Synopsis: With a debt-free balance sheet and steady cash flows, Windlas Biotech Limited has informed exchanges that its board will meet on April 17, 2026, to consider an equity share buyback. This potential move marks a significant capital return event for the pharma CDMO.
Windlas Biotech Limited surged into the spotlight on April 14, 2026, after a regulatory filing revealed that its Board of Directors will convene this Friday, April 17, to evaluate a share buyback proposal.

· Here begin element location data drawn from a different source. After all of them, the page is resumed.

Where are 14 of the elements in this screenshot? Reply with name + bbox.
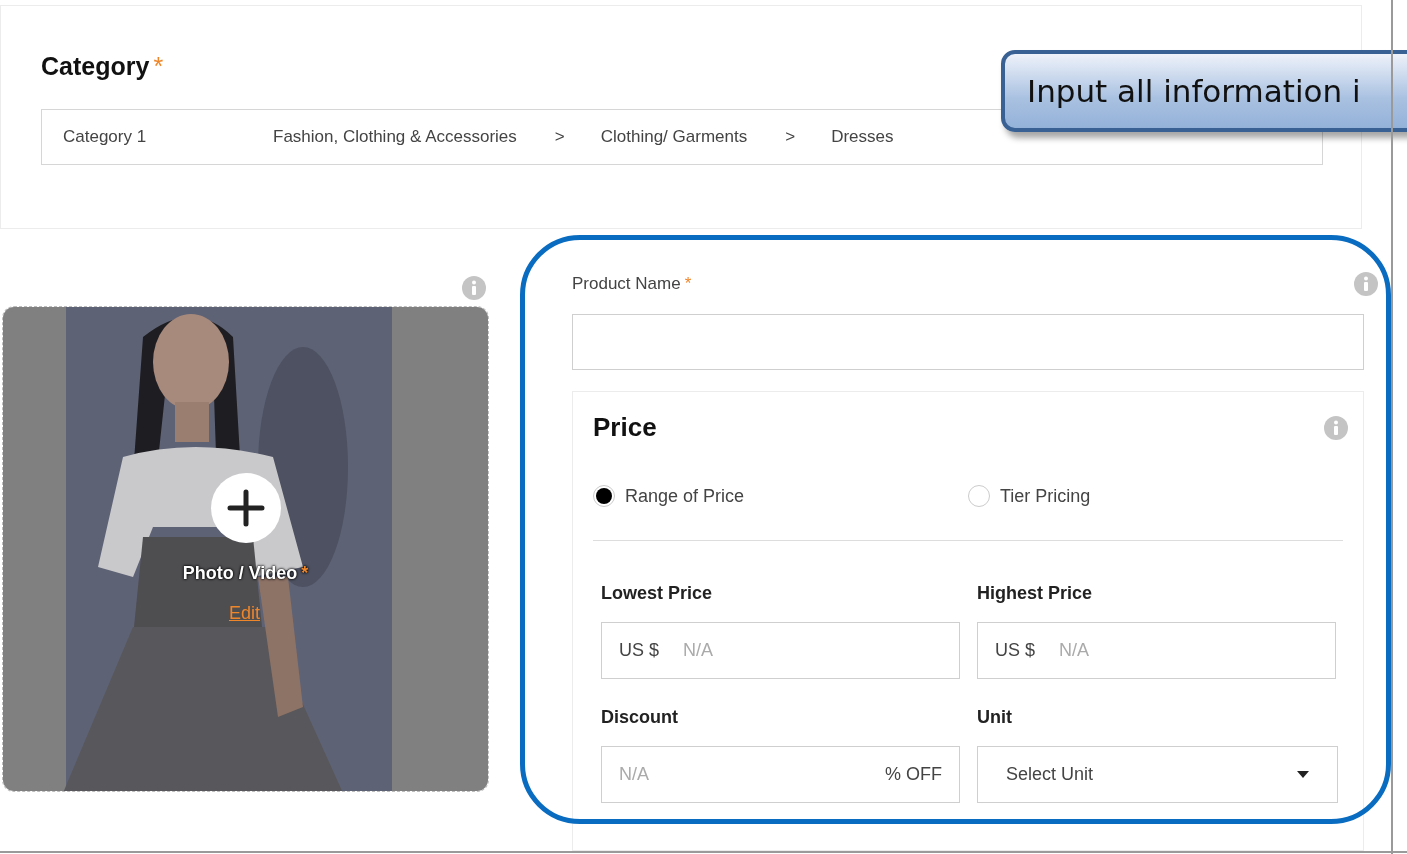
radio-option[interactable]: Range of Price	[593, 485, 968, 507]
section-title: Category *	[41, 52, 164, 81]
unit-dropdown[interactable]: Select Unit	[977, 746, 1338, 803]
callout-text: Input all information i	[1027, 73, 1361, 109]
section-title: Price	[593, 412, 657, 443]
field-label: Product Name *	[572, 274, 692, 294]
price-field[interactable]: US $ N/A	[977, 622, 1336, 679]
discount-field[interactable]: N/A % OFF	[601, 746, 960, 803]
field-label: Highest Price	[977, 583, 1093, 605]
field-label: Lowest Price	[601, 583, 713, 605]
radio-option[interactable]: Tier Pricing	[968, 485, 1343, 507]
field-label: Discount	[601, 707, 678, 729]
field-label: Unit	[977, 707, 1012, 729]
price-field[interactable]: US $ N/A	[601, 622, 960, 679]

While specific details regarding the buyback size, offer price, and execution method whether via tender offer or open market remain under wraps until the board’s final deliberation, the market has reacted with high optimism.

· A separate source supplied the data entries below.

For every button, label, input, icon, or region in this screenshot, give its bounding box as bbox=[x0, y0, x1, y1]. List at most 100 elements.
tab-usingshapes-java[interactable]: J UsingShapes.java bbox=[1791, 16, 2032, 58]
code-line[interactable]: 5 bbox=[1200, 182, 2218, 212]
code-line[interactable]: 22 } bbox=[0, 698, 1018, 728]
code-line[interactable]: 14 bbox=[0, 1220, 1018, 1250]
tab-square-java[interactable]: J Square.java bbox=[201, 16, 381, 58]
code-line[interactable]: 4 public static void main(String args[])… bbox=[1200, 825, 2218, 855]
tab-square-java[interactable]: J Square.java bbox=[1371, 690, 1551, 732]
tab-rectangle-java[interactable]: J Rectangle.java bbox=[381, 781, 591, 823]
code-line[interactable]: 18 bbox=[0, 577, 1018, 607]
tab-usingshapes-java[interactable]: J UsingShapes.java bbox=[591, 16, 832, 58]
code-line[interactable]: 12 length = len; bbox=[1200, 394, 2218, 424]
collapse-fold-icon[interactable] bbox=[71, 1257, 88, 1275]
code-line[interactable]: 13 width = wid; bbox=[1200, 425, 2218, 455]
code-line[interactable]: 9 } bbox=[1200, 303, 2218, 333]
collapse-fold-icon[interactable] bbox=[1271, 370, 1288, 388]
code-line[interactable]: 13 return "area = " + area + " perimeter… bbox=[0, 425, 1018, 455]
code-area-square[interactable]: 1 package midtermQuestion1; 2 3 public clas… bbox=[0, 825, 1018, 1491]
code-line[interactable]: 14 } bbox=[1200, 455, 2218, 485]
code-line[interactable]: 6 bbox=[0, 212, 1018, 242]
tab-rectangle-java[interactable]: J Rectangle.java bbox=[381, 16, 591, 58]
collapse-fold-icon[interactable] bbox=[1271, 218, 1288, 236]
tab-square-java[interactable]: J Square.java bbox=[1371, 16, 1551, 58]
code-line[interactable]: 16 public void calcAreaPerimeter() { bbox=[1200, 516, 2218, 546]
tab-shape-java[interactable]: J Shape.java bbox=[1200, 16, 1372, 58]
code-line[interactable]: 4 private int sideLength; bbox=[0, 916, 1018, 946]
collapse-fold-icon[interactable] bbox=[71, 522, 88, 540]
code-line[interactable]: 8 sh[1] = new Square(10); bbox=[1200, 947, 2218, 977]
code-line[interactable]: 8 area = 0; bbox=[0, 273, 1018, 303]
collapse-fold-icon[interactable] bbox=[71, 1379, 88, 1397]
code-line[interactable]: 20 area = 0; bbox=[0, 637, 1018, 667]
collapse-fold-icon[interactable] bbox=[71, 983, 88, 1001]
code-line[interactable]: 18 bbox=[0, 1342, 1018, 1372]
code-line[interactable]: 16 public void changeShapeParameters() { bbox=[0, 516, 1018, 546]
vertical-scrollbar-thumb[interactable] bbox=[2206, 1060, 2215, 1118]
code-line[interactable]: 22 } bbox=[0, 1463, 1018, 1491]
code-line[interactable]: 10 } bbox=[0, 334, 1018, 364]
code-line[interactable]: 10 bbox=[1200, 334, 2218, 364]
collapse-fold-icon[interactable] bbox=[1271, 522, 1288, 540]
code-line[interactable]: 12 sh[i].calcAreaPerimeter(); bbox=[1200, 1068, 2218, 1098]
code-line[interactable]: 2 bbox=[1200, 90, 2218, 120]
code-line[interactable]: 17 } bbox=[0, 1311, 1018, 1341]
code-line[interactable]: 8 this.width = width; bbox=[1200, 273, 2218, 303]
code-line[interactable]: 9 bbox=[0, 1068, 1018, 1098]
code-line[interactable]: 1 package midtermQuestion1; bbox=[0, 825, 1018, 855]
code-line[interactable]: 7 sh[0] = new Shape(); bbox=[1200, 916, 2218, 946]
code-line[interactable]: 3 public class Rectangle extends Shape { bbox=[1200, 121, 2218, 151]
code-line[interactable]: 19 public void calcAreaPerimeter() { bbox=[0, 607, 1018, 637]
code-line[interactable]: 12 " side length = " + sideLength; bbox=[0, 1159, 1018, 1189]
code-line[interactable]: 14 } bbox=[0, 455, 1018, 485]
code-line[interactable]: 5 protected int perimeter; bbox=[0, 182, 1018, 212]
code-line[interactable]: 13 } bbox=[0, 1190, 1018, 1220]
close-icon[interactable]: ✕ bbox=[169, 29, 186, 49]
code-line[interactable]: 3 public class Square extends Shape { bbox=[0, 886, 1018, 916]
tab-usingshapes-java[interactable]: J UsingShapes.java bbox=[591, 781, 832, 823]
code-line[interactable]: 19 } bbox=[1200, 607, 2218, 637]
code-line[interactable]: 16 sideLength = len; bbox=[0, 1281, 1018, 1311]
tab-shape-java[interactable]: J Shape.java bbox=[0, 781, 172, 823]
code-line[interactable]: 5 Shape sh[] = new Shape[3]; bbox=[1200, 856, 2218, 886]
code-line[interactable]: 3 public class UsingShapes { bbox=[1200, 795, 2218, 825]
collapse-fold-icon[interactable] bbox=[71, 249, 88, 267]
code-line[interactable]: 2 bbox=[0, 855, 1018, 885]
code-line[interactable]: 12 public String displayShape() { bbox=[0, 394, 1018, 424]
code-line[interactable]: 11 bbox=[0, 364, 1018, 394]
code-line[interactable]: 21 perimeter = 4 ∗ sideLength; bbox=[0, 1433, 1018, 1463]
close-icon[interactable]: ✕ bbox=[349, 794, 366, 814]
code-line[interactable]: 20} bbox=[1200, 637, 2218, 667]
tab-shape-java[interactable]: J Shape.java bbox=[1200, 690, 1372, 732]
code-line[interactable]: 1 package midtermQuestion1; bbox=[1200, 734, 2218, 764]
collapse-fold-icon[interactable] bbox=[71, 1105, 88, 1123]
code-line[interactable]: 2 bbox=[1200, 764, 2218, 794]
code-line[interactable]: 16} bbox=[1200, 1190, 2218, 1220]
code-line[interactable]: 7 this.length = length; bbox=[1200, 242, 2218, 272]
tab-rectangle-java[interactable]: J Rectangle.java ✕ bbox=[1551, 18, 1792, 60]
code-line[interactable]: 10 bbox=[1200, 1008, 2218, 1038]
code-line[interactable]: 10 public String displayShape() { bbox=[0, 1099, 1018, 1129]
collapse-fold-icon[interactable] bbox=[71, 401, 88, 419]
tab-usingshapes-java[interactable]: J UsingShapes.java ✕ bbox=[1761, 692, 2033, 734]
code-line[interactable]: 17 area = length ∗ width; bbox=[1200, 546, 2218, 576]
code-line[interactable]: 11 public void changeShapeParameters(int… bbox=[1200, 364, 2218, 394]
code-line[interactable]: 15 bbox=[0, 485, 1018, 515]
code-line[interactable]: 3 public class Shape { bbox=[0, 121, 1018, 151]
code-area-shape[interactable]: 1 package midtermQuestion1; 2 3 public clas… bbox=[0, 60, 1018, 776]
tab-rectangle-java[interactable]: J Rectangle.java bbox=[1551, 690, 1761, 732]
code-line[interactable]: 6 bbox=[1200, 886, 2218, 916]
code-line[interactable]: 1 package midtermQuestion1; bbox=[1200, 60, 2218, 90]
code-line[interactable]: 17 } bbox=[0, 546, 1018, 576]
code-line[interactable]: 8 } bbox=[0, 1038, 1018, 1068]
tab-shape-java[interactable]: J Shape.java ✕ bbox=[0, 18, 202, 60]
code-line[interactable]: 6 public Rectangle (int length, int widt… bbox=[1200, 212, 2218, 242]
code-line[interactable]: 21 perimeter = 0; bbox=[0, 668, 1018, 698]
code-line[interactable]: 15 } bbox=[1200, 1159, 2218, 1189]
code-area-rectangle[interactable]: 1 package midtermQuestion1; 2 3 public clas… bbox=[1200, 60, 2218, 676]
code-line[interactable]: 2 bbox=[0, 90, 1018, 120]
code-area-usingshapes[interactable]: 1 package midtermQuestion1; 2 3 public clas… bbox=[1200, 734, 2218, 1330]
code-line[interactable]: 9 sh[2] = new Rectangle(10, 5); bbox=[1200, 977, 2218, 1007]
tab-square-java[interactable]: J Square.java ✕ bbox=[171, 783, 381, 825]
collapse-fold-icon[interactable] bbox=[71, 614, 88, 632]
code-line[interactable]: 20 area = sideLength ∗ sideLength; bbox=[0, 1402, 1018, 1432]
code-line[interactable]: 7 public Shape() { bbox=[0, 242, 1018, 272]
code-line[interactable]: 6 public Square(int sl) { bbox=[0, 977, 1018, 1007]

As of April 15, Windlas Biotech (WINDLAS) witnessed a sharp 6.10% rally in early trade on April 15, 2026, significantly outperforming the broader NIFTY 50’s 1.46% gain. After a strong opening at Rs. 855.00, the stock hit an intraday high of Rs. 875.00, supported by robust buying sentiment as indicated by the 51.80% buy-side order book.
The move marks a notable recovery from its recent 52-week low of Rs. 697.40 (hit in March 2026), with the stock now trading near its Volume Weighted Average Price (VWAP) of Rs. 863.20. This 19.42% surge over the last month suggests a bullish reversal in the pharma counter, even as it remains approximately 24% below its 52-week high of Rs. 1,140.00.
The buyback is backed by a debt-light balance sheet and robust liquidity, with Rs. 246 crore in investments and Rs. 524 crore in reserves against minimal borrowings. Fiscal strength is further supported by a Rs. 868 crore TTM revenue run-rate and Rs. 68 crore in FY25 operating cash flow. While the current valuation sits at roughly 3.1x book value, consistent internal accruals make this capital return sustainable without compromising the company’s growth trajectory.
Business Overview
Incorporated in 2001, Windlas Biotech Limited is a top-five domestic pharmaceutical formulation CDMO. It provides end-to-end services ranging from product discovery to the commercial manufacturing of complex generics. For the December 2025 quarter (Q3 FY26), the company reported consolidated revenue of Rs. 233 crore and a net profit of Rs. 15 crore.